The billionaire businessman has also cancelled a deal costing some 3,000 jobs.
The staunch Remainer, who campaigned against the Leave vote and has since urged parliament to “take a second look” at the referendum, revealed the losses on Good Morning Britain.
“We’re not any worse than anybody else, but I suspect we’ve lost a third of our value,” he said.
He added: “We were about to do a very big deal, we’ve cancelled that deal that would have involved 3,000 jobs.”
Branson, who has also publicly backed a petition calling for a second referendum, added: “When Brexiteers told the public that people were exaggerating that there would be a financial meltdown I think that its been proven that they were not exaggerating.
“We’re heading towards disaster and therefore in business if you realise you made a bad decision you change it. And we’re not saying overrule it, just let the same people who voted have another chance and that’s democratic.”
Branson also warned that Chinese business partners were already pulling investment from the UK after the vote last Friday.
He told the Guardian: “I met with a group of Chinese businessmen yesterday morning who have invested heavily in England and who are now going to stop investing and withdraw investments they’ve already made.”

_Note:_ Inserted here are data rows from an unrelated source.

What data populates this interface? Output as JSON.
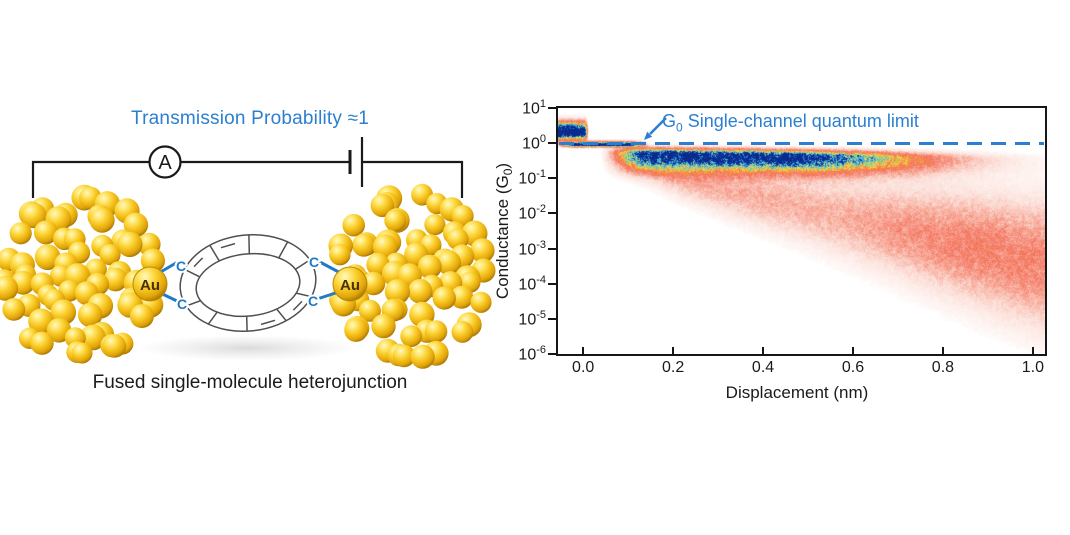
{
  "left_panel": {
    "title": "Transmission Probability ≈1",
    "caption": "Fused single-molecule heterojunction",
    "ammeter_label": "A",
    "electrode_label": "Au",
    "carbon_label": "C",
    "colors": {
      "accent_blue": "#2b7fd0",
      "bond_blue": "#1f7bc7",
      "wire": "#1a1a1a",
      "gold_mid": "#f2b819",
      "gold_dark": "#c78f06"
    }
  },
  "chart_data": {
    "type": "heatmap",
    "title": "",
    "xlabel": "Displacement (nm)",
    "ylabel": {
      "prefix": "Conductance (G",
      "sub": "0",
      "suffix": ")"
    },
    "xlim_nm": [
      -0.056,
      1.027
    ],
    "ylim_log10_g0": [
      -6,
      1
    ],
    "x_tick_values": [
      0.0,
      0.2,
      0.4,
      0.6,
      0.8,
      1.0
    ],
    "x_ticks": [
      "0.0",
      "0.2",
      "0.4",
      "0.6",
      "0.8",
      "1.0"
    ],
    "y_tick_base": "10",
    "y_tick_exponents": [
      "1",
      "0",
      "-1",
      "-2",
      "-3",
      "-4",
      "-5",
      "-6"
    ],
    "grid": false,
    "legend": null,
    "annotation": {
      "prefix": "G",
      "sub": "0",
      "rest": " Single-channel quantum limit"
    },
    "reference_line": {
      "value_log10_g0": 0,
      "style": "dashed",
      "color": "#2b7fd0"
    },
    "colors": {
      "axis": "#161616",
      "annotation": "#2b7fd0"
    },
    "colormap_stops": [
      [
        0.0,
        "#ffffff"
      ],
      [
        0.1,
        "#fcdfd8"
      ],
      [
        0.22,
        "#f7a08e"
      ],
      [
        0.34,
        "#f4705c"
      ],
      [
        0.46,
        "#f59a3c"
      ],
      [
        0.58,
        "#f0d858"
      ],
      [
        0.68,
        "#8fd47c"
      ],
      [
        0.77,
        "#52c8dc"
      ],
      [
        0.87,
        "#2d7ee0"
      ],
      [
        1.0,
        "#0a2a8c"
      ]
    ],
    "density_regions": [
      {
        "name": "gold-contact-plateau",
        "kind": "band",
        "x_range": [
          -0.07,
          0.012
        ],
        "edge_softness": 0.012,
        "log_g_center": 0.33,
        "sigma_above": 0.24,
        "sigma_below": 0.18,
        "amplitude": 1.6
      },
      {
        "name": "single-channel-plateau",
        "kind": "band",
        "x_range": [
          -0.07,
          0.15
        ],
        "edge_softness": 0.06,
        "log_g_center": -0.03,
        "sigma_above": 0.08,
        "sigma_below": 0.06,
        "amplitude": 1.3
      },
      {
        "name": "molecular-junction-band",
        "kind": "plume",
        "x_rise": [
          0.03,
          0.15
        ],
        "x_hold_until": 0.43,
        "x_decay_sigma": 0.3,
        "log_g_center_start": -0.28,
        "log_g_center_slope": -0.18,
        "sigma_above": 0.16,
        "sigma_below": 0.42,
        "amplitude": 1.25
      },
      {
        "name": "tunneling-decay-cloud",
        "kind": "fan",
        "x_start": 0.06,
        "x_rise_width": 0.2,
        "log_g_center_start": -0.55,
        "log_g_center_slope": -3.0,
        "sigma_start": 0.3,
        "sigma_growth": 1.35,
        "amplitude_base": 0.2,
        "amplitude_gain": 0.12,
        "upper_clip_log_g": -0.05
      }
    ]
  }
}
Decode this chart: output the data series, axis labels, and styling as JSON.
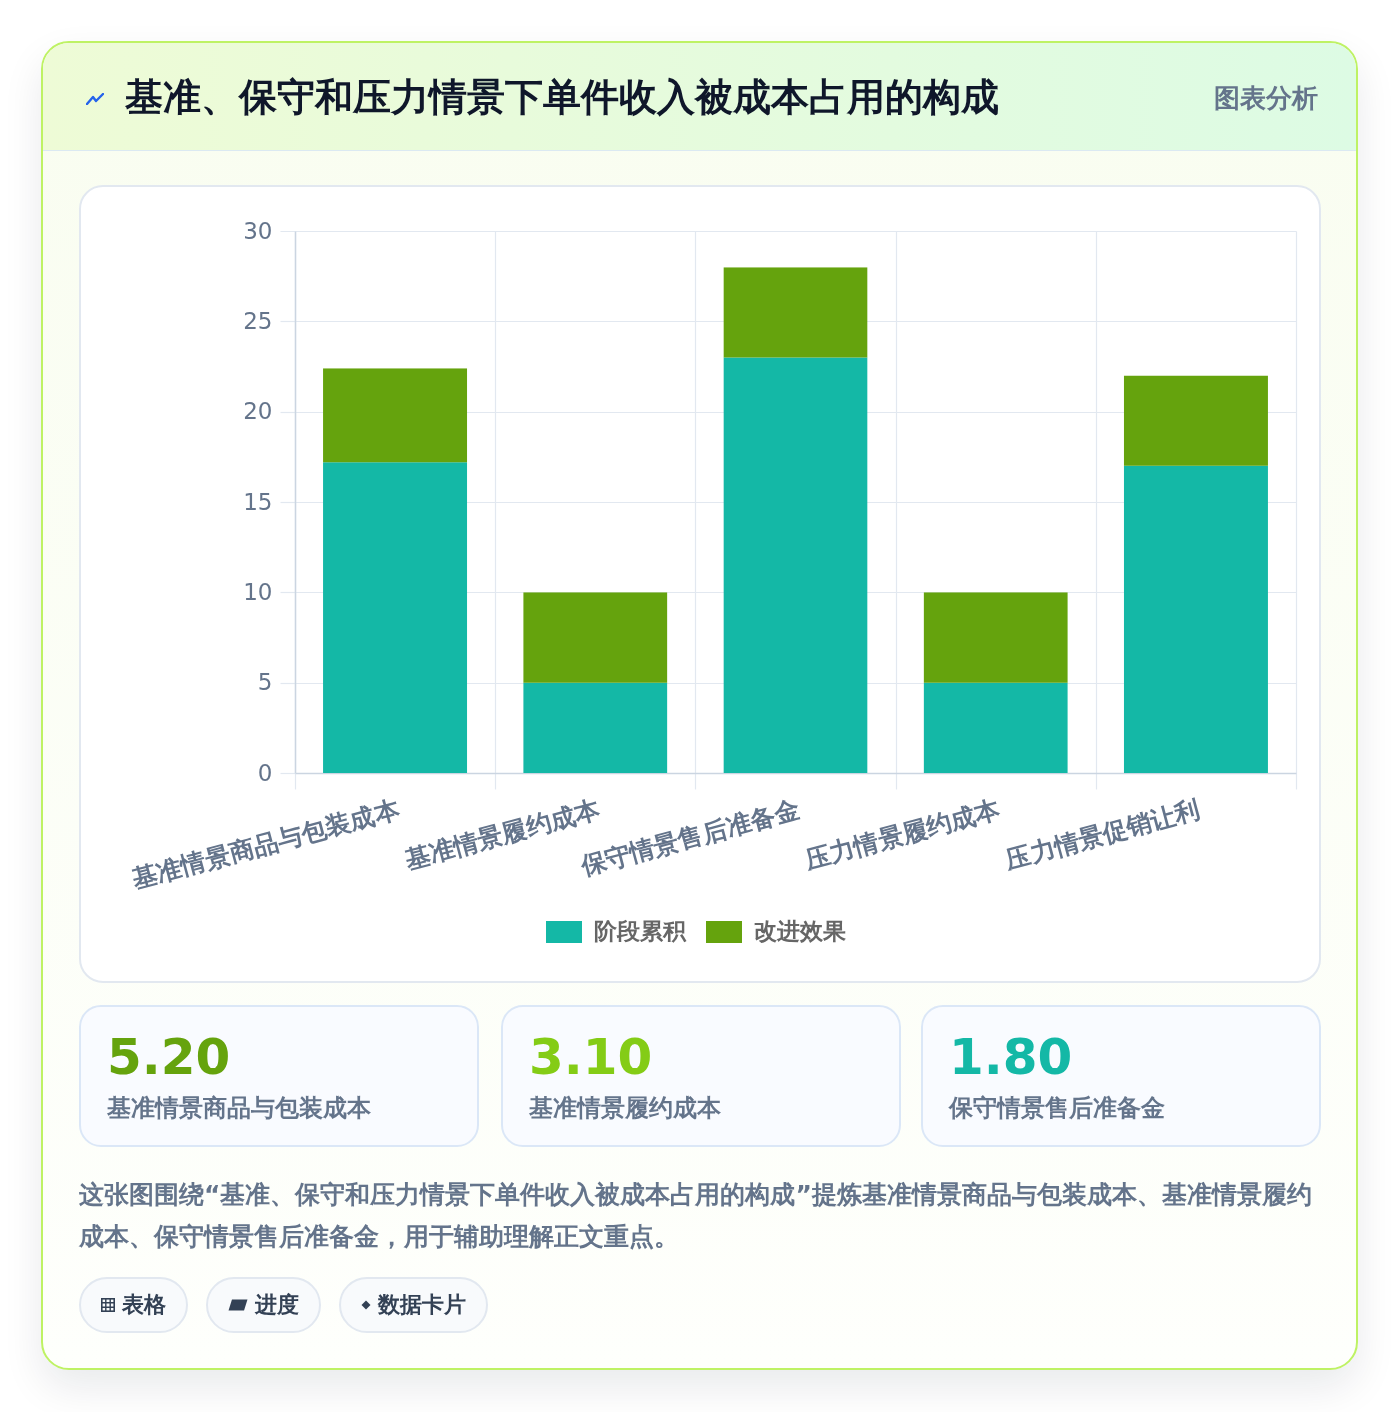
{
  "chart_data": {
    "type": "bar",
    "title": "基准、保守和压力情景下单件收入被成本占用的构成",
    "subtitle": "图表分析",
    "categories": [
      "基准情景商品与包装成本",
      "基准情景履约成本",
      "保守情景售后准备金",
      "压力情景履约成本",
      "压力情景促销让利"
    ],
    "series": [
      {
        "name": "阶段累积",
        "color": "#14b8a6",
        "values": [
          17.2,
          5,
          23,
          5,
          17
        ]
      },
      {
        "name": "改进效果",
        "color": "#65a30d",
        "values": [
          5.2,
          5,
          5,
          5,
          5
        ]
      }
    ],
    "stacked": true,
    "ylim": [
      0,
      30
    ],
    "yticks": [
      0,
      5,
      10,
      15,
      20,
      25,
      30
    ],
    "grid": true,
    "legend": "bottom",
    "annotations": [
      "5.20",
      "基准情景商品与包装成本",
      "3.10",
      "基准情景履约成本",
      "1.80",
      "保守情景售后准备金",
      "这张图围绕“基准、保守和压力情景下单件收入被成本占用的构成”提炼基准情景商品与包装成本、基准情景履约成本、保守情景售后准备金，用于辅助理解正文重点。",
      "表格",
      "进度",
      "数据卡片"
    ]
  }
}
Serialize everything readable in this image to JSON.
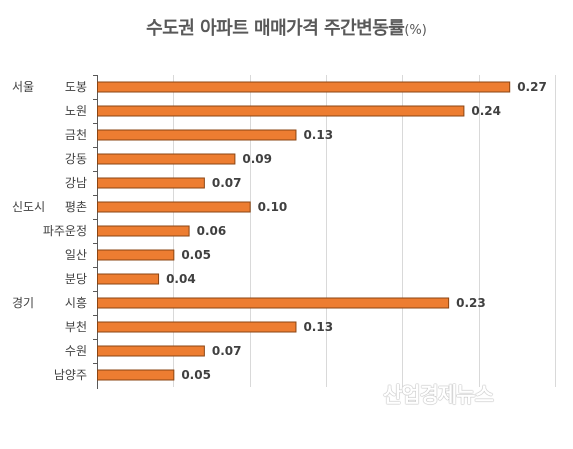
{
  "title": {
    "main": "수도권 아파트 매매가격 주간변동률",
    "unit": "(%)"
  },
  "watermark": "산업경제뉴스",
  "colors": {
    "bar": "#ED7D31",
    "bar_stroke": "#8B4513",
    "grid": "#D9D9D9",
    "axis": "#595959",
    "label": "#404040"
  },
  "chart_data": {
    "type": "bar",
    "orientation": "horizontal",
    "groups": [
      {
        "name": "서울",
        "start_index": 0
      },
      {
        "name": "신도시",
        "start_index": 5
      },
      {
        "name": "경기",
        "start_index": 9
      }
    ],
    "categories": [
      "도봉",
      "노원",
      "금천",
      "강동",
      "강남",
      "평촌",
      "파주운정",
      "일산",
      "분당",
      "시흥",
      "부천",
      "수원",
      "남양주"
    ],
    "values": [
      0.27,
      0.24,
      0.13,
      0.09,
      0.07,
      0.1,
      0.06,
      0.05,
      0.04,
      0.23,
      0.13,
      0.07,
      0.05
    ],
    "value_labels": [
      "0.27",
      "0.24",
      "0.13",
      "0.09",
      "0.07",
      "0.10",
      "0.06",
      "0.05",
      "0.04",
      "0.23",
      "0.13",
      "0.07",
      "0.05"
    ],
    "xlim": [
      0,
      0.3
    ],
    "grid": true,
    "legend": "none"
  }
}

“I’m afraid that based on misinformation, people voted for Brexit, which is basically voting for a way of shooting themselves in the foot. The last two days has been absolute pandemonium worldwide in the markets, the pound crashing, the stock markets crashing, and we are heading rapidly towards a recession again. It’s just too sad, so so sad.”
As a result of the 51.9% to 48.1% vote, which saw a turnout of 72.2%, the accompanying market crash saw the pound plummet to a low not seen since 1985.
And it hasn’t just affected those in the Remain camp.
Peter Hargreaves, the biggest individual donor to the Leave campaign, has lost more than £400m in a share price meltdown since the result was announced.
Hargreaves, who gave £3.2m to the campaign, has seen the value of his shareholding in the FTSE-100 listed company fall by 24%.